ノイマンのDStにEMTの927Dstを選択するのは、「20世紀の恐竜」という気持からの選択であって、
DSTと927Dstからは絶対に得ることのできないであろう魅力を、アナログディスクから引き出すとなったら、
何を選択するだろうか、と考える。
ステレオサウンド 177号のベストバリュー(以前のベストバイ)で登場しているアナログプレーヤーは、少ない。

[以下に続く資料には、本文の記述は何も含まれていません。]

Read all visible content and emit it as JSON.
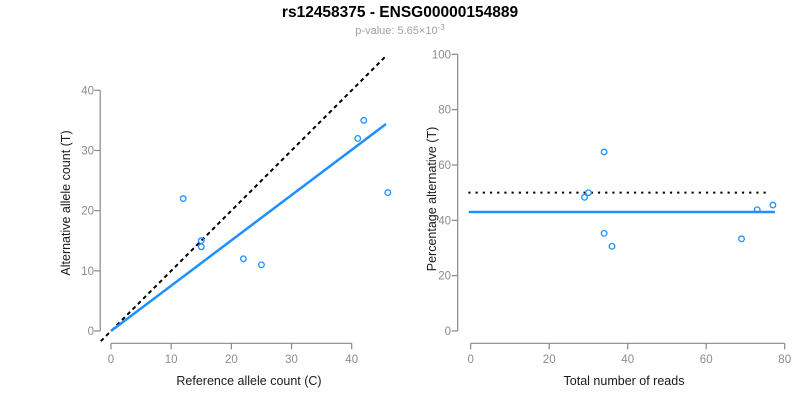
{
  "header": {
    "title": "rs12458375 - ENSG00000154889",
    "p_label": "p-value: 5.65×10",
    "p_exponent": "-3"
  },
  "colors": {
    "accent_blue": "#1E90FF",
    "axis_gray": "#888888",
    "tick_label_gray": "#8c8c8c",
    "subtitle_gray": "#a0a0a0",
    "line_black": "#000000"
  },
  "chart_data": [
    {
      "type": "scatter",
      "id": "allele-counts",
      "xlabel": "Reference allele count (C)",
      "ylabel": "Alternative allele count (T)",
      "x_ticks": [
        0,
        10,
        20,
        30,
        40
      ],
      "y_ticks": [
        0,
        10,
        20,
        30,
        40
      ],
      "xlim": [
        -1.8,
        47.8
      ],
      "ylim": [
        -2.1,
        45.9
      ],
      "grid": false,
      "legend": "none",
      "points": [
        [
          12,
          22
        ],
        [
          15,
          15
        ],
        [
          15,
          14
        ],
        [
          22,
          12
        ],
        [
          25,
          11
        ],
        [
          41,
          32
        ],
        [
          42,
          35
        ],
        [
          46,
          23
        ]
      ],
      "lines": [
        {
          "name": "identity-line",
          "x1": -1.7,
          "y1": -1.7,
          "x2": 45.8,
          "y2": 45.8,
          "style": "dashed",
          "color": "black",
          "width": 2
        },
        {
          "name": "regression-line",
          "x1": 0,
          "y1": 0,
          "x2": 45.7,
          "y2": 34.4,
          "style": "solid",
          "color": "blue",
          "width": 2.5
        }
      ]
    },
    {
      "type": "scatter",
      "id": "percentage-alternative",
      "xlabel": "Total number of reads",
      "ylabel": "Percentage alternative (T)",
      "x_ticks": [
        0,
        20,
        40,
        60,
        80
      ],
      "y_ticks": [
        0,
        20,
        40,
        60,
        80,
        100
      ],
      "xlim": [
        -3.3,
        83.2
      ],
      "ylim": [
        -4.5,
        104.5
      ],
      "grid": false,
      "legend": "none",
      "points": [
        [
          34,
          64.7
        ],
        [
          30,
          50
        ],
        [
          29,
          48.3
        ],
        [
          34,
          35.3
        ],
        [
          36,
          30.6
        ],
        [
          69,
          33.3
        ],
        [
          73,
          43.8
        ],
        [
          77,
          45.5
        ]
      ],
      "lines": [
        {
          "name": "expected-50pct-line",
          "x1": -0.6,
          "y1": 50,
          "x2": 75.7,
          "y2": 50,
          "style": "dotted",
          "color": "black",
          "width": 2
        },
        {
          "name": "observed-pct-line",
          "x1": -0.5,
          "y1": 43,
          "x2": 77.5,
          "y2": 43,
          "style": "solid",
          "color": "blue",
          "width": 2.5
        }
      ]
    }
  ]
}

19機種で、そのうち写真とコメントが掲載されているのは9機種。
しかも9機種中リンのLP12のヴァリエーションが3機種だから、実質的な数はほんとうに少ない。
正直、これらの中に本気で欲しい、と思うものはない。
177号に登場しているアナログプレーヤーがいいとか悪いとかではなく、
いままで体験したことのないアナログディスクの魅力を音として聴きたい、という観点からは、
これだ! と予感させるものを感じとれない。
リンのLP12、オラクルのデルフィ、ミッチェルエンジニアリングのジャイロデック、ロクサンのザークシーズ、
これらは、以前のモデルをすでに聴いている。
あれからけっこうな月日が経っているから、それに似合うだけの改良が加えられていることだろうが、
基本的な設計思想に変更はない以上、いま選択しようとは思わない。
他の機種は、となると、これでアナログディスクをかけたい気にさせない未完成さを感じてしまう。
何を選ぶのかとなると、177号には登場していないモノ──、
ノッティンガムアナログスタジオのAnna Logだ。